Ever since I became a Christian back on February 11th, 1975, I’ve wanted to be in the presence of godly men. Back in the day I was saved, I worked a seasonal job that had me on unemployment during the winter months. This allowed me the opportunity to hang out with the youth pastor, Gary Gearhart, in his office at the church. It was Gary that had led me to Christ and he was my first discipler. Oh, how I was like gum on his shoe. I’m surprised he got any work done. So, what he did, was he put me to work helping him with folding bulletins, running errands, helping prepare for youth activities and…discipling me.
During that early spring, Gary and Pastor Jones, the lead pastor at the church where I was saved, took me everywhere with them. If there was a pastors’ luncheon, they took me along. If there was a special service at some church, they took me along. If there was an ordination council, they took me along. I got an inside look at what pastors did, how they lived, worked, and ministered. Along the way, I was able to meet and eventually befriend some of the leading men in those circles of that day. I always wanted to be around godly men.
One of the sweetest accounts in the Bible is the story of the men on the Emmaus road after the resurrection of Christ in Luke 24. Two followers of the now crucified Jesus were walking on the road, apparently toward their home. As they went they were discussing all that had transpired in Jerusalem the past few days. As they did, Jesus drew near and began to walk with them but their eyes were kept from recognizing him. Jesus asked about their discussion and why they were they so sad. They rehearsed everything that had transpired in the past few days culminating in the confusing reports of certain women and others who had confirmed that angels had told them that Jesus was not in the tomb. And sure enough, he was not.
Jesus then began to teach them, beginning with Moses and all the prophets, about everything that was spoken of him in all the Scripture. They listened with rapt attention as they walked. After some time, they arrived at the village to which they were going. As they turned off the road to advance home, they turned and said to Jesus, “Stay with us, for it is toward evening and the day is now far spent.” Jesus obliges and in the breaking of bread with them, Jesus reaches out to hand them the repast, and, ostensibly, the wounds on his wrists were revealed. Immediately their eyes were opened and they realized the one with whom they had been traveling was the resurrected Jesus. And he vanished out of their sight.
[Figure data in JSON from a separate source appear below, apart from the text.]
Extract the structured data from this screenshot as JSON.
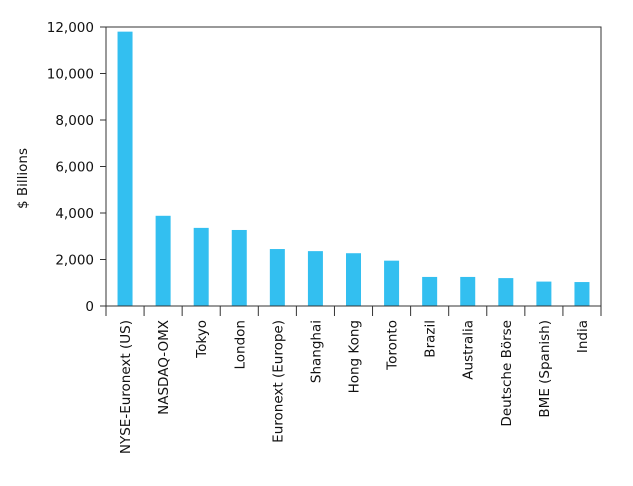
{
  "chart_data": {
    "type": "bar",
    "title": "",
    "xlabel": "",
    "ylabel": "$ Billions",
    "ylim": [
      0,
      12000
    ],
    "yticks": [
      0,
      2000,
      4000,
      6000,
      8000,
      10000,
      12000
    ],
    "ytick_labels": [
      "0",
      "2,000",
      "4,000",
      "6,000",
      "8,000",
      "10,000",
      "12,000"
    ],
    "grid": false,
    "bar_color": "#33bff0",
    "categories": [
      "NYSE-Euronext (US)",
      "NASDAQ-OMX",
      "Tokyo",
      "London",
      "Euronext (Europe)",
      "Shanghai",
      "Hong Kong",
      "Toronto",
      "Brazil",
      "Australia",
      "Deutsche Börse",
      "BME (Spanish)",
      "India"
    ],
    "values": [
      11800,
      3880,
      3360,
      3270,
      2450,
      2360,
      2270,
      1950,
      1250,
      1250,
      1200,
      1050,
      1030
    ]
  }
}
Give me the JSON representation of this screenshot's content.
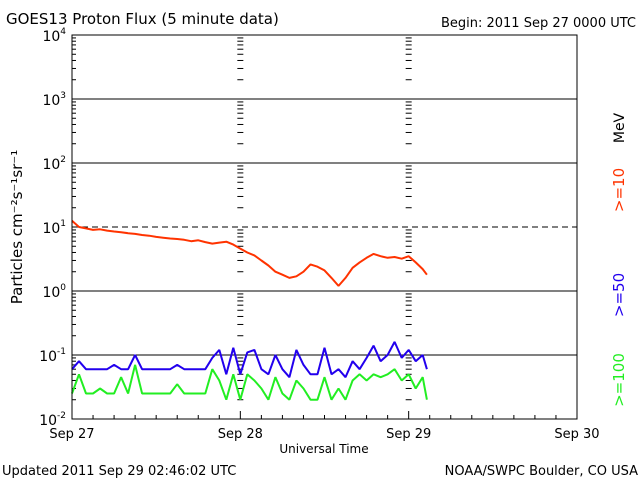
{
  "chart_data": {
    "type": "line",
    "title": "GOES13 Proton Flux (5 minute data)",
    "begin_label": "Begin: 2011 Sep 27 0000 UTC",
    "xlabel": "Universal Time",
    "ylabel": "Particles cm⁻²s⁻¹sr⁻¹",
    "energy_unit": "MeV",
    "yscale": "log",
    "ylim": [
      0.01,
      10000
    ],
    "y_ticks": [
      {
        "value": 10000,
        "base": "10",
        "exp": "4"
      },
      {
        "value": 1000,
        "base": "10",
        "exp": "3"
      },
      {
        "value": 100,
        "base": "10",
        "exp": "2"
      },
      {
        "value": 10,
        "base": "10",
        "exp": "1"
      },
      {
        "value": 1,
        "base": "10",
        "exp": "0"
      },
      {
        "value": 0.1,
        "base": "10",
        "exp": "-1"
      },
      {
        "value": 0.01,
        "base": "10",
        "exp": "-2"
      }
    ],
    "threshold_line": 10,
    "xlim_hours": [
      0,
      72
    ],
    "x_ticks": [
      {
        "hour": 0,
        "label": "Sep 27"
      },
      {
        "hour": 24,
        "label": "Sep 28"
      },
      {
        "hour": 48,
        "label": "Sep 29"
      },
      {
        "hour": 72,
        "label": "Sep 30"
      }
    ],
    "x_hours": [
      0,
      1,
      2,
      3,
      4,
      5,
      6,
      7,
      8,
      9,
      10,
      11,
      12,
      13,
      14,
      15,
      16,
      17,
      18,
      19,
      20,
      21,
      22,
      23,
      24,
      25,
      26,
      27,
      28,
      29,
      30,
      31,
      32,
      33,
      34,
      35,
      36,
      37,
      38,
      39,
      40,
      41,
      42,
      43,
      44,
      45,
      46,
      47,
      48,
      49,
      50,
      50.6
    ],
    "series": [
      {
        "name": ">=10",
        "color": "#ff3300",
        "values": [
          12.5,
          10,
          9.5,
          9,
          9.2,
          8.8,
          8.5,
          8.3,
          8,
          7.8,
          7.5,
          7.3,
          7,
          6.8,
          6.6,
          6.5,
          6.3,
          6,
          6.2,
          5.8,
          5.5,
          5.7,
          5.9,
          5.3,
          4.6,
          4,
          3.6,
          3,
          2.5,
          2,
          1.8,
          1.6,
          1.7,
          2,
          2.6,
          2.4,
          2.1,
          1.6,
          1.2,
          1.6,
          2.3,
          2.8,
          3.3,
          3.8,
          3.5,
          3.3,
          3.4,
          3.2,
          3.5,
          2.8,
          2.2,
          1.8
        ]
      },
      {
        "name": ">=50",
        "color": "#2200ee",
        "values": [
          0.06,
          0.08,
          0.06,
          0.06,
          0.06,
          0.06,
          0.07,
          0.06,
          0.06,
          0.1,
          0.06,
          0.06,
          0.06,
          0.06,
          0.06,
          0.07,
          0.06,
          0.06,
          0.06,
          0.06,
          0.09,
          0.12,
          0.05,
          0.13,
          0.05,
          0.11,
          0.12,
          0.06,
          0.05,
          0.1,
          0.06,
          0.045,
          0.12,
          0.07,
          0.05,
          0.05,
          0.13,
          0.05,
          0.06,
          0.045,
          0.08,
          0.06,
          0.09,
          0.14,
          0.08,
          0.1,
          0.16,
          0.09,
          0.12,
          0.08,
          0.1,
          0.06
        ]
      },
      {
        "name": ">=100",
        "color": "#22ee22",
        "values": [
          0.025,
          0.05,
          0.025,
          0.025,
          0.03,
          0.025,
          0.025,
          0.045,
          0.025,
          0.07,
          0.025,
          0.025,
          0.025,
          0.025,
          0.025,
          0.035,
          0.025,
          0.025,
          0.025,
          0.025,
          0.06,
          0.04,
          0.02,
          0.05,
          0.02,
          0.05,
          0.04,
          0.03,
          0.02,
          0.045,
          0.025,
          0.02,
          0.04,
          0.03,
          0.02,
          0.02,
          0.045,
          0.02,
          0.03,
          0.02,
          0.04,
          0.05,
          0.04,
          0.05,
          0.045,
          0.05,
          0.06,
          0.04,
          0.05,
          0.03,
          0.045,
          0.02
        ]
      }
    ]
  },
  "footer": {
    "updated": "Updated 2011 Sep 29 02:46:02 UTC",
    "source": "NOAA/SWPC Boulder, CO USA"
  }
}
There is much theology in this passage, not the least of which is the affirmation that the OT is a Christian book that unfolds in all its pages, Jesus Christ. But what struck me this day as I read the passage was the phrase, “Stay with us.” Jesus was going to pass on and keep walking. But their invitation to stay with them was accepted. I don’t think this was simply a social obligation. I think they were fascinated by the conversation along the way about the Christ in the OT and how his suffering was necessary to the plan of redemption. I think they wanted to linger in the presence of this new found friend and learn more. But what I wonder is if they had not longed for Jesus to continue with them…to “Stay with them”…, would they have ever realized the one with whom they had been walking and talking was the resurrected Christ himself?
There is something special in “lingering with Jesus”. Just as I learned there was much benefit to my soul to “hang out” with godly men when I was first saved, I have come to realize that there is great reward, insight, and profit in “staying with Jesus a little longer”. I believe we gain much from walking with Jesus and simply fellowshipping with him, being in his presence, and spending time with him.
Over the years, there have been many nights when I go out for a walk just to be with Jesus. I have no agenda. I have no prayer list. Often I will actually open this time of interaction with the words, “Lord, I just want to walk with you tonight. I just want to be in your presence. I just what to chat with you tonight as two friends walking down a country road.” The conversation goes wherever the Spirit leads and I just talk with the Lord. I trust that is not in any way irreverent and I do not think it is. These have been especially poignant times of fellowship. Sometimes I sing. Sometimes I’ll reminisce saying something like, “Lord, remember the time…” Of course he remembers the time…he remembers every time. But I’m talking to my friend as we walk and it is a boon to my soul. It is like me saying, “stay with me a while Jesus… I need more time with you.” This was never truer than when I was diagnosed with breast cancer. My fellowship with Christ and the sense of his walking with me through that trial was profound, comforting, and reassuring. I have never before sensed a greater presence of Christ.
I wonder what good to our souls would come if we lingered with Jesus a little more. It proved to be life changing for those two me on the Emmaus road. It has been life changing for me. I trust it will be for you.